O grupo saiu de Braga em direção a Ponte de Lima,
para depois continuar para Valença, Tuí, Pontevedra
e Santiago.
É possível que em 1325 Dª Isabel e o seu séquito viajassem de Coimbra até
Montemor-o-Velho, ali tomassem um barco para o norte, com destino ao Porto, ou
inclusive a Padrón. Mas será especular, dado não se ter a certeza de nada, pois
desde um destes portos poderiam ter seguido peregrinando a cavalo, como era
habitual entre os nobres e reis medievais, pouco dados a longas caminhadas, pois
viajar sobre arreio já lhes parecia bastante sacrifício, sobretudo se tinham idade
avançada. A Rainha Santa em 1325 teria cerca de 55 anos (faleceu com 66 anos),
uma esperança de vida média-alta para sua época, tendo em conta que havia
casado com 12 anos.

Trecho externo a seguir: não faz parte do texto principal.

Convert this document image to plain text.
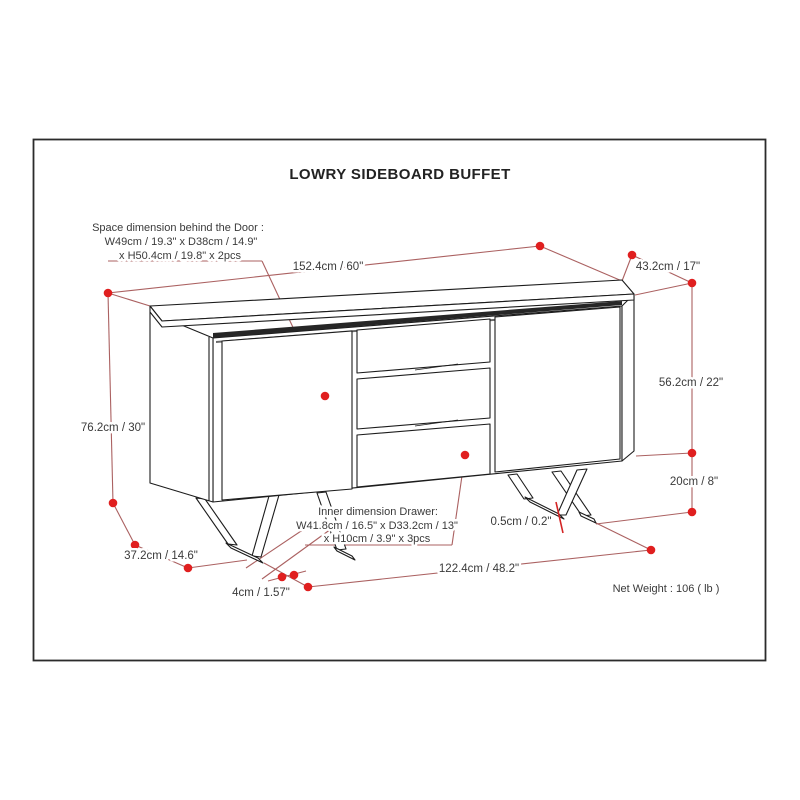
LOWRY SIDEBOARD BUFFET
Space dimension behind the Door :
W49cm / 19.3" x D38cm / 14.9"
x H50.4cm / 19.8" x 2pcs
152.4cm / 60"	43.2cm / 17"
56.2cm / 22"
20cm / 8"
76.2cm / 30"
37.2cm / 14.6"
4cm / 1.57"
122.4cm / 48.2"
Inner dimension Drawer:
W41.8cm / 16.5" x D33.2cm / 13"
x H10cm / 3.9" x 3pcs
0.5cm / 0.2"
Net Weight : 106 ( lb )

Outra possibilidade, é que o cortejo da Rainha tenha realizado
o itinerário a cavalo desde Coimbra, e entrando na Galiza por Tuí.
A estátua que enfeita o sepulcro da Rainha Isabel, obramestra da escultura gótica portuguesa, mostra os
rasgos finos do rosto, possível retrato da soberana,
ornamentada no hábito das clarissas. Mestre Pêro, que
foi o escultor que realizou em 1330, a peça num único
bloco de pedra calcária de Ançã, Coimbra, ajustando as
têmporas da rainha à sua coroa, não se esqueceu de
lhe colocar na cintura a escarcela com a concha e nas
suas mãos o bordão em tau que tinha obtido em
Compostela. Deste modo, reforçando o papel de devota
peregrina de Santiago, que subsiste como recordação
das gerações, da única Rainha Santa de Portugal.